An Attribute is a config entity defining a single property like role, percentage, or confidence. Fields declare which attributes they support via the attributes property.
Attributes work with data types where the value can serve as an object key:
- relation: entity references (UIDs, keys)
- string: text values
- option: enumeration values
- number: numeric values (converted to string keys)
- date: ISO date strings
For complex data types (objects, arrays), use the explicit value key format.
# 1. Define attributes
- type: Attribute
key: role
dataType: string
- type: Attribute
key: percentage
dataType: number
# 2. Declare on field
- type: Field
key: assignedTo
dataType: relation
range: [User]
attributes: [role, percentage]
# 3. Use on entity
assignedTo:
- user-1: { role: lead, percentage: 60 }
- user-2: { role: reviewer, percentage: 40 }Common use cases: relationship metadata (role, percentage), dependency tracking (criticality, blocking type), data provenance (source, confidence).
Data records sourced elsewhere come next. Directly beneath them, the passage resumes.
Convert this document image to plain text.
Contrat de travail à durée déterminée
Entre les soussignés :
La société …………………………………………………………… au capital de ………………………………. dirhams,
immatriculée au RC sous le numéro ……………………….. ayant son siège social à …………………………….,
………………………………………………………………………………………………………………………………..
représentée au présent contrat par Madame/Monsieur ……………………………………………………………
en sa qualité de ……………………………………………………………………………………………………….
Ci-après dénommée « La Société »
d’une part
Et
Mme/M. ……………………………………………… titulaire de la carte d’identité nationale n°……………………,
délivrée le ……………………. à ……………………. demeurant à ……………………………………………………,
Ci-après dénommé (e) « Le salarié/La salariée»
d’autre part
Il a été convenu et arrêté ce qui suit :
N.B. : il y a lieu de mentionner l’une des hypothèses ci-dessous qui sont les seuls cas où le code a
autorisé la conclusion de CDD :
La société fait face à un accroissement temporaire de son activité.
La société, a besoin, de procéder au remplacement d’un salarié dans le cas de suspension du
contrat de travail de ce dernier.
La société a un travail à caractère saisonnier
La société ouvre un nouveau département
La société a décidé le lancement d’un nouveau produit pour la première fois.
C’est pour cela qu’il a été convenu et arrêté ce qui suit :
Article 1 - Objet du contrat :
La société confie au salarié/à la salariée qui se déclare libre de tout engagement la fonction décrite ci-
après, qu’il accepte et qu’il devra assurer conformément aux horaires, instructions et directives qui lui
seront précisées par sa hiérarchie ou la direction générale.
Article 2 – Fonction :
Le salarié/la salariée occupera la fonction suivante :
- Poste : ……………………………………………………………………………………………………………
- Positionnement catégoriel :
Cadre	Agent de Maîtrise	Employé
Create a separate entity type instead of attributes when:
- The relationship has many properties (more than 5-6)
- The relationship needs its own lifecycle
- The relationship is queryable as a primary entity
- The relationship has relationships to other entities
Attributes are stored alongside the field value using the .attrs suffix:
{
"assignedTo": ["user-1", "user-2"],
"assignedTo.attrs": {
"user-1": { "role": "lead", "percentage": 60 },
"user-2": { "role": "reviewer", "percentage": 40 }
}
}The base value remains simple and indexable. Attributes are validated against their Attribute entity definitions.
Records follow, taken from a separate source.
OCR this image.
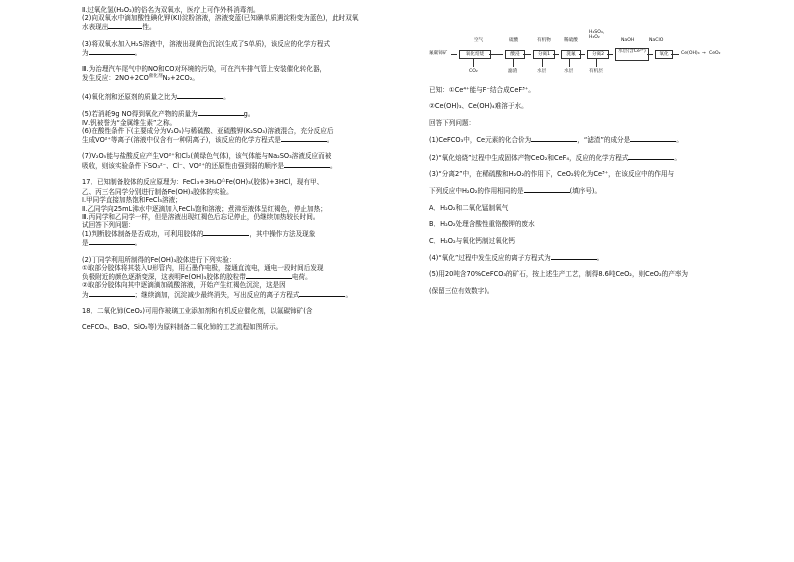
Ⅱ.过氧化氢(H₂O₂)的俗名为双氧水，医疗上可作外科消毒剂。
(2)向双氧水中滴加酸性碘化钾(KI)淀粉溶液，溶液变蓝(已知碘单质遇淀粉变为蓝色)，此时双氧
水表现出	性。
(3)将双氧水加入H₂S溶液中，溶液出现黄色沉淀(生成了S单质)，该反应的化学方程式
为	。
Ⅲ.为治理汽车尾气中的NO和CO对环境的污染，可在汽车排气管上安装催化转化器，
发生反应：$2NO+2CO^{催化剂}N_2+2CO_2$。
(4)氧化剂和还原剂的质量之比为	。
(5)若消耗9g NO得到氧化产物的质量为	g。
Ⅳ.钒被誉为“金属维生素”之称。
(6)在酸性条件下(主要成分为V₂O₅)与稀硫酸、亚硫酸钾(K₂SO₃)溶液混合，充分反应后
生成VO²⁺等离子(溶液中仅含有一种阴离子)，该反应的化学方程式是	。
(7)V₂O₅能与盐酸反应产生VO²⁺和Cl₂(黄绿色气体)，该气体能与Na₂SO₃溶液反应而被
吸收，则该实验条件下SO₃²⁻、Cl⁻、VO²⁺的还原性由强到弱的顺序是	。
17．已知制备胶体的反应原理为：FeCl₃+3H₂O△Fe(OH)₃(胶体)+3HCl，现有甲、
乙、丙三名同学分别进行制备Fe(OH)₃胶体的实验。
Ⅰ.甲同学直接加热饱和FeCl₃溶液；
Ⅱ.乙同学向25mL沸水中逐滴加入FeCl₃饱和溶液；煮沸至液体呈红褐色，停止加热；
Ⅲ.丙同学和乙同学一样，但是溶液出现红褐色后忘记停止，仍继续加热较长时间。
试回答下列问题：
(1)判断胶体制备是否成功，可利用胶体的	，其中操作方法及现象
是	。
(2)丁同学利用所制得的Fe(OH)₃胶体进行下列实验：
①取部分胶体将其装入U形管内，用石墨作电极，接通直流电，通电一段时间后发现
负极附近的颜色逐渐变深，这表明Fe(OH)₃胶体的胶粒带	电荷。
②取部分胶体向其中逐滴滴加硫酸溶液，开始产生红褐色沉淀，这是因
为	；继续滴加，沉淀减少最终消失，写出反应的离子方程式	。
18．二氧化铈(CeO₂)可用作玻璃工业添加剂和有机反应催化剂，以氟碳铈矿(含
CeFCO₃、BaO、SiO₂等)为原料制备二氧化铈的工艺流程如图所示。
氟碳铈矿
空气	硫酸	有机物	稀硫酸
H₂SO₄、H₂O₂
NaOH	NaClO
氧化焙烧	酸浸	分离1	洗氟	分离2
水层(含Ce³⁺)
氧化	Ce(OH)₄ → CeO₂
CO₂	滤渣	水层	水层	有机层
已知：①Ce⁴⁺能与F⁻结合成CeF³⁺。
②Ce(OH)₃、Ce(OH)₄难溶于水。
回答下列问题：
(1)CeFCO₃中，Ce元素的化合价为	，“滤渣”的成分是	。
(2)“氧化焙烧”过程中生成固体产物CeO₂和CeF₄，反应的化学方程式	。
(3)“分离2”中，在稀硫酸和H₂O₂的作用下，CeO₂转化为Ce³⁺，在该反应中的作用与
下列反应中H₂O₂的作用相同的是	(填序号)。
A．H₂O₂和二氧化锰制氧气
B．H₂O₂处理含酸性重铬酸钾的废水
C．H₂O₂与氧化钙制过氧化钙
(4)“氧化”过程中发生反应的离子方程式为	。
(5)用20吨含70%CeFCO₃的矿石，按上述生产工艺，制得8.6吨CeO₂，则CeO₂的产率为
(保留三位有效数字)。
Type-level field attributes are currently enforced for relation constraints and option-field only constraints, while broader attribute support is still evolving.
The .attrs pattern could generalise to data-type-specific extensions using fieldName.[extension-key]:
- relation:
.hierarchyfor materialised paths in hierarchical queries - text/string:
.embeddingsfor vector search,.stemsfor full-text search
Extensions would be inherent to the data type's capabilities, maintaining flat storage while enabling type-appropriate optimisations.